Sightline gears up for post-pandemic growth
 
Sightline gears up for post-pandemic growth
15 DECEMBER 2020 9:45 AM

Deals volume is picking up for Sightline Hospitality, which will help the company “grow like we want to grow” coming out of the pandemic, President Kirk Pederson said.

SAN FRANCISCO—After a 2020 that could end up being “a wash,” Sightline Hospitality expects 2021 to be a good year based on growing momentum for deals, President Kirk Pederson said.

Hotel News Now spoke with Sightline’s Pederson in 2019, after the company was formed by a merger between Kokua Hospitality and Filament Hospitality. At that time, Pederson predicted in its first year that the company would grow its portfolio to 30 hotels and have another 15 to 20 hotels in the pipeline.

Sightline now has 20 hotels in its portfolio, though some of those hotels have closed temporarily during the pandemic, and a handful of those might not reopen, he said. Some hotels also could change to a totally different product type, such as senior living or apartments.

The company could come out of the pandemic with another five to 10 properties that are new to the portfolio, he said.

“For the year for us, it will kind of be like a wash,” he said. “Instead of the 10 to 12 property game, we’re going to lose some and we’re going to gain some.”

The company has been working with the brands and development teams in the industry to “find out where they are going to land when the cards settle … because there’s going to be a lot of shakeout,” he said.

“You’ve got assets that are in special servicing, you’ve got other assets that are closed and you’re not sure whether they’re going to even reopen again … so we’ve got a real mixed bag,” he said.

Pederson said 2021 should be a good year for management companies as deals momentum builds up.

Deals
In the past two months, Pederson said, deals interest has come from both independent and soft-branded hotels, particularly Autograph, Tribute and Tempo products.

Sightline has been focused on deals on the West Coast, which are closer to home and easier to do, he said.

The company worked on a few deals in New York this year, which was difficult, Pederson said.

“Not only getting there, registering to get there, obviously going through the whole process when you get there, responding to how you are feeling every day; it didn’t make business travel easy,” he said. “We kind of defaulted to working a lot more on West Coast stuff.”

Deals on the West Coast started very slow, but the “volume has picked up tremendously,” he said.

“We are probably seeing three to five new deals that hit our desk every week,” he said.

Pederson said not all those deals are being added to the pipeline because a lot of other management companies are also looking at those deals.

The company has also fielded more interest in deals over the past two months than even before the pandemic, Pederson said.

“Pre-COVID, we didn’t have that kind of volume at all,” he said. “It was a couple deals, three deals a month that were coming on that were real opportunities. Over the last two months, the volume has picked up so much.”

Sightline is now working with groups that are putting bids out on properties a couple times a week, he said.

Post-pandemic growth
Coming out of the pandemic, Pederson said there’s going to be deals volume that enables the company to “grow like we want to grow.”
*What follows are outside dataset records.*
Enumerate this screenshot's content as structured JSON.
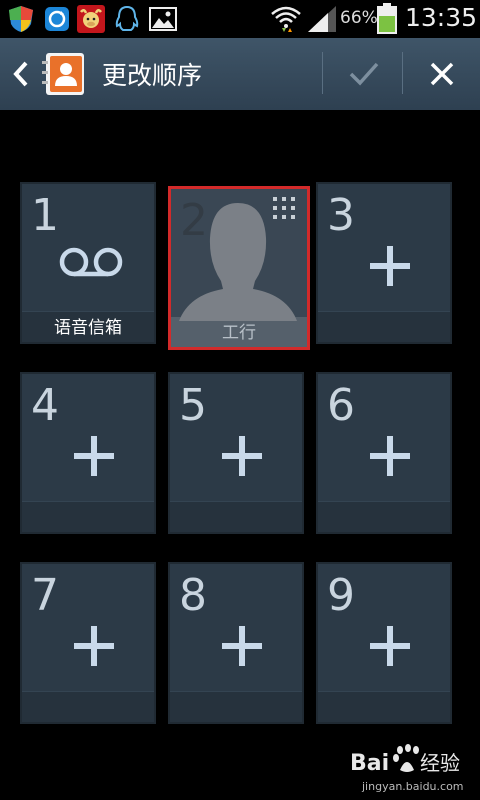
{
  "status_bar": {
    "battery_percent": "66%",
    "time": "13:35",
    "battery_level": 0.66,
    "icons": [
      "shield-icon",
      "sync-icon",
      "cow-app-icon",
      "qq-icon",
      "gallery-icon",
      "wifi-icon",
      "signal-icon",
      "battery-icon"
    ]
  },
  "action_bar": {
    "title": "更改顺序",
    "icons": [
      "back-icon",
      "contacts-app-icon",
      "check-icon",
      "close-icon"
    ]
  },
  "tiles": [
    {
      "number": "1",
      "label": "语音信箱",
      "type": "voicemail"
    },
    {
      "number": "2",
      "label": "工行",
      "type": "contact",
      "selected": true
    },
    {
      "number": "3",
      "label": "",
      "type": "add"
    },
    {
      "number": "4",
      "label": "",
      "type": "add"
    },
    {
      "number": "5",
      "label": "",
      "type": "add"
    },
    {
      "number": "6",
      "label": "",
      "type": "add"
    },
    {
      "number": "7",
      "label": "",
      "type": "add"
    },
    {
      "number": "8",
      "label": "",
      "type": "add"
    },
    {
      "number": "9",
      "label": "",
      "type": "add"
    }
  ],
  "watermark": {
    "url": "jingyan.baidu.com"
  },
  "colors": {
    "action_bar": "#34495b",
    "tile": "#2c3a47",
    "selected_border": "#d22a2a",
    "accent": "#c9d9ea"
  }
}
One challenge has been having to say no to deals, he said.

“Pre-COVID, we would have been like, ‘great, let’s go do that.’ Now, it’s difficult to do. Owners can’t afford to pay you; there just aren’t enough revenues in the hotel to support a third-party manager. Those kinds of deals we’ve had to say no to now,” he said.

Pederson said Sightline might consider taking those deals back on again when revenues come back and owners can properly pay management companies.

The people component
People are the main component of a management company, which is why Sightline made a pact at the beginning of the pandemic to keep its corporate team intact, Pederson said.

“When you’re hiring a management company, you’re hiring people,” he said. “Everybody’s got systems … but what you’re hiring is people and you are hiring people that are going to be attentive and focus on your asset if you’re an owner.”

A work-from-home policy has helped to keep on corporate team members, he said.

Employees are also traveling still to do deals, Pederson said. They do not have to if they feel uncomfortable, but no one has turned down a trip.